Albacore Tuna Casserole with Delicata Squash & Broccoli

Don’t be too strict about sticking to the ingredients listed. You can substitute the delicata squash with any other variety, including butternut, acorn, turban or a classic pumpkin. You can also swap the broccoli for cauliflower, and cream for milk (though nothing beats a creamy, cheesy casserole!). Watch this video to learn how to make bread crumbs from “aged” (or what we often call, stale) bread.


  • 1 box pasta shells
  • 2 tablespoons sea salt
  • 4 tablespoons butter
  • 1 cup yellow onion, diced
  • 2 garlic cloves, minced
  • 3 cups broccoli florets and chopped stems
  • 2 cups delicata squash, cut into 1-inch cubes
  • 1/4 cup, heavy cream or milk
  • 2.5 cups cheddar cheese, shredded
  • (optional) 1/4 cup capers
  • 1/2 teaspoon ground black pepper
  • 1 cup bread crumbs
  • 1 can Alaska Gold Albacore Tuna


  1. Preheat the oven to 400 F.
  2. Bring a pot of water to boil and add 2 tablespoons of sea salt, until the water tastes like a big ocean gulp. Add the pasta and cook until “al dente.” While the pasta is cooking, prepare the vegetables.

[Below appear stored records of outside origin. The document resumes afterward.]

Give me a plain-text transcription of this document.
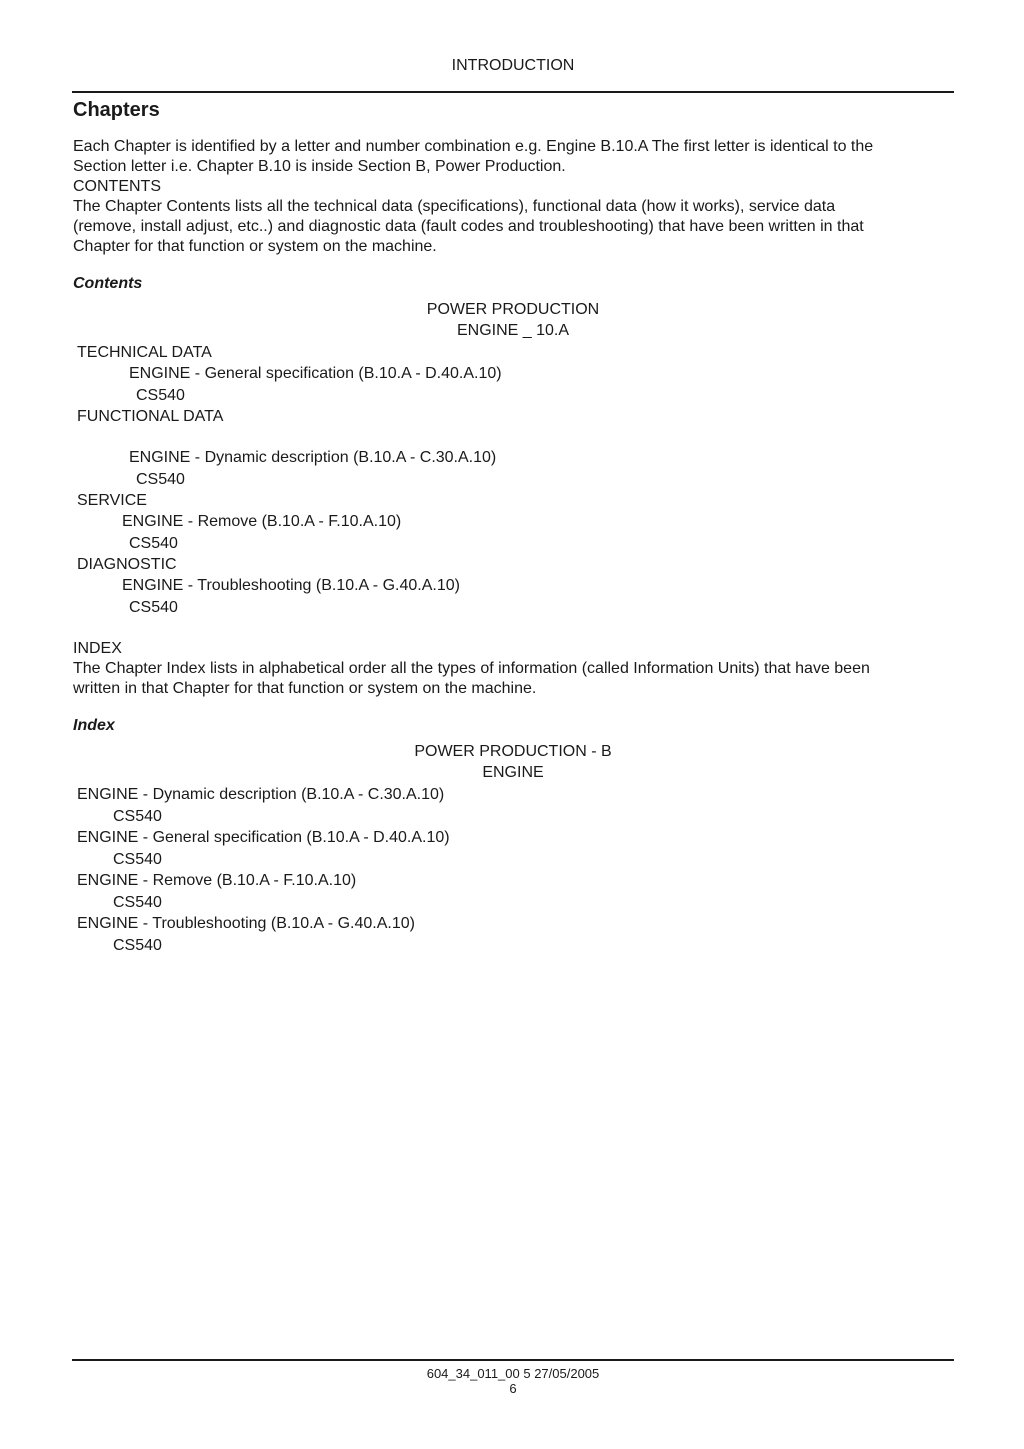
INTRODUCTION
Chapters
Each Chapter is identified by a letter and number combination e.g. Engine B.10.A The first letter is identical to the
Section letter i.e. Chapter B.10 is inside Section B, Power Production.
CONTENTS
The Chapter Contents lists all the technical data (specifications), functional data (how it works), service data
(remove, install adjust, etc..) and diagnostic data (fault codes and troubleshooting) that have been written in that
Chapter for that function or system on the machine.
Contents
POWER PRODUCTION
ENGINE _ 10.A
TECHNICAL DATA
ENGINE - General specification (B.10.A - D.40.A.10)
CS540
FUNCTIONAL DATA
ENGINE - Dynamic description (B.10.A - C.30.A.10)
CS540
SERVICE
ENGINE - Remove (B.10.A - F.10.A.10)
CS540
DIAGNOSTIC
ENGINE - Troubleshooting (B.10.A - G.40.A.10)
CS540
INDEX
The Chapter Index lists in alphabetical order all the types of information (called Information Units) that have been
written in that Chapter for that function or system on the machine.
Index
POWER PRODUCTION - B
ENGINE
ENGINE - Dynamic description (B.10.A - C.30.A.10)
CS540
ENGINE - General specification (B.10.A - D.40.A.10)
CS540
ENGINE - Remove (B.10.A - F.10.A.10)
CS540
ENGINE - Troubleshooting (B.10.A - G.40.A.10)
CS540
604_34_011_00 5 27/05/2005
6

  3. In a large sauté pan, add 2 tablespoons of the butter and melt on medium heat. Add the onion and sauté until caramelized brown. Then stir in the garlic, broccoli and squash. Cover for 5 – 10 minutes, sautéing until the broccoli is bright green and the squash is fork-tender.

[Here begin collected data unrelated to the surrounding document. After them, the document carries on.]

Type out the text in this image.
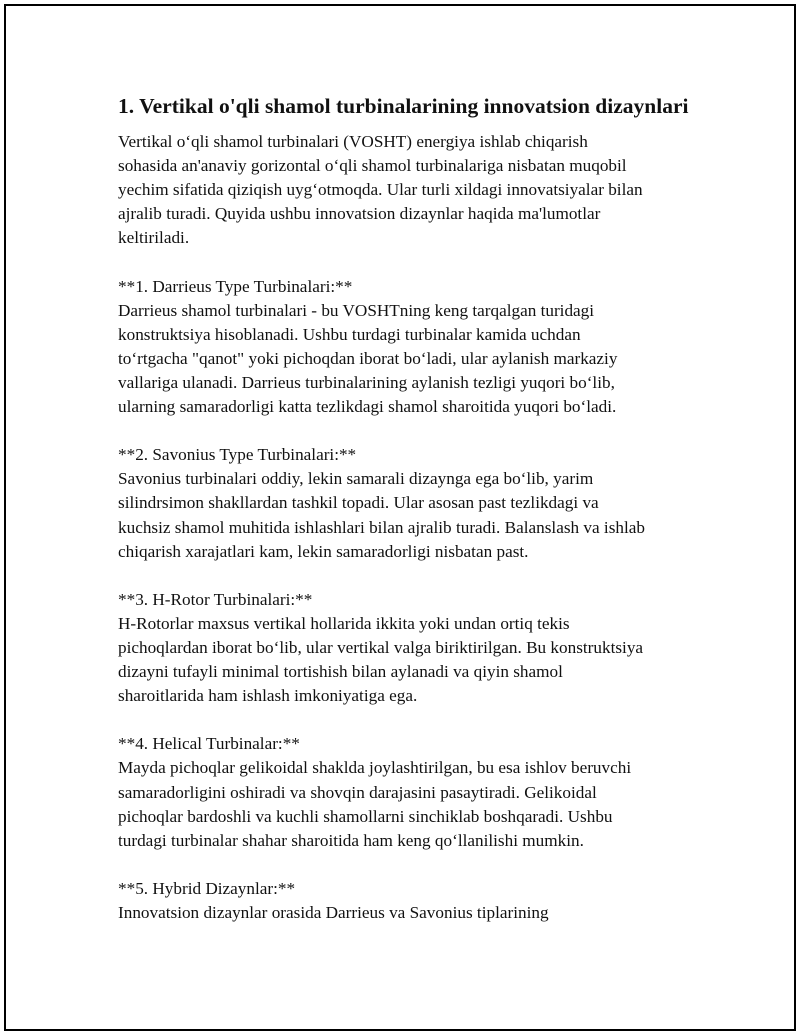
1. Vertikal o'qli shamol turbinalarining innovatsion dizaynlari
Vertikal o‘qli shamol turbinalari (VOSHT) energiya ishlab chiqarish
sohasida an'anaviy gorizontal o‘qli shamol turbinalariga nisbatan muqobil
yechim sifatida qiziqish uyg‘otmoqda. Ular turli xildagi innovatsiyalar bilan
ajralib turadi. Quyida ushbu innovatsion dizaynlar haqida ma'lumotlar
keltiriladi.
**1. Darrieus Type Turbinalari:**
Darrieus shamol turbinalari - bu VOSHTning keng tarqalgan turidagi
konstruktsiya hisoblanadi. Ushbu turdagi turbinalar kamida uchdan
to‘rtgacha "qanot" yoki pichoqdan iborat bo‘ladi, ular aylanish markaziy
vallariga ulanadi. Darrieus turbinalarining aylanish tezligi yuqori bo‘lib,
ularning samaradorligi katta tezlikdagi shamol sharoitida yuqori bo‘ladi.
**2. Savonius Type Turbinalari:**
Savonius turbinalari oddiy, lekin samarali dizaynga ega bo‘lib, yarim
silindrsimon shakllardan tashkil topadi. Ular asosan past tezlikdagi va
kuchsiz shamol muhitida ishlashlari bilan ajralib turadi. Balanslash va ishlab
chiqarish xarajatlari kam, lekin samaradorligi nisbatan past.
**3. H-Rotor Turbinalari:**
H-Rotorlar maxsus vertikal hollarida ikkita yoki undan ortiq tekis
pichoqlardan iborat bo‘lib, ular vertikal valga biriktirilgan. Bu konstruktsiya
dizayni tufayli minimal tortishish bilan aylanadi va qiyin shamol
sharoitlarida ham ishlash imkoniyatiga ega.
**4. Helical Turbinalar:**
Mayda pichoqlar gelikoidal shaklda joylashtirilgan, bu esa ishlov beruvchi
samaradorligini oshiradi va shovqin darajasini pasaytiradi. Gelikoidal
pichoqlar bardoshli va kuchli shamollarni sinchiklab boshqaradi. Ushbu
turdagi turbinalar shahar sharoitida ham keng qo‘llanilishi mumkin.
**5. Hybrid Dizaynlar:**
Innovatsion dizaynlar orasida Darrieus va Savonius tiplarining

  4. Drain the pasta, but reserve 1/2 cup pasta water.
  5. Add the “al dente” pasta, remaining 2 tablespoons butter and pasta water to the pan with the vegetables, and stir over medium-low heat on the stovetop until the butter melts.
  6. Transfer the pasta and vegetables to a baking dish. Mix in the tuna, cream, cheese, capers and black pepper.
  7. Sprinkle the bread crumbs over the surface and bake the casserole for 15 minutes, until bread crumbs are toasted.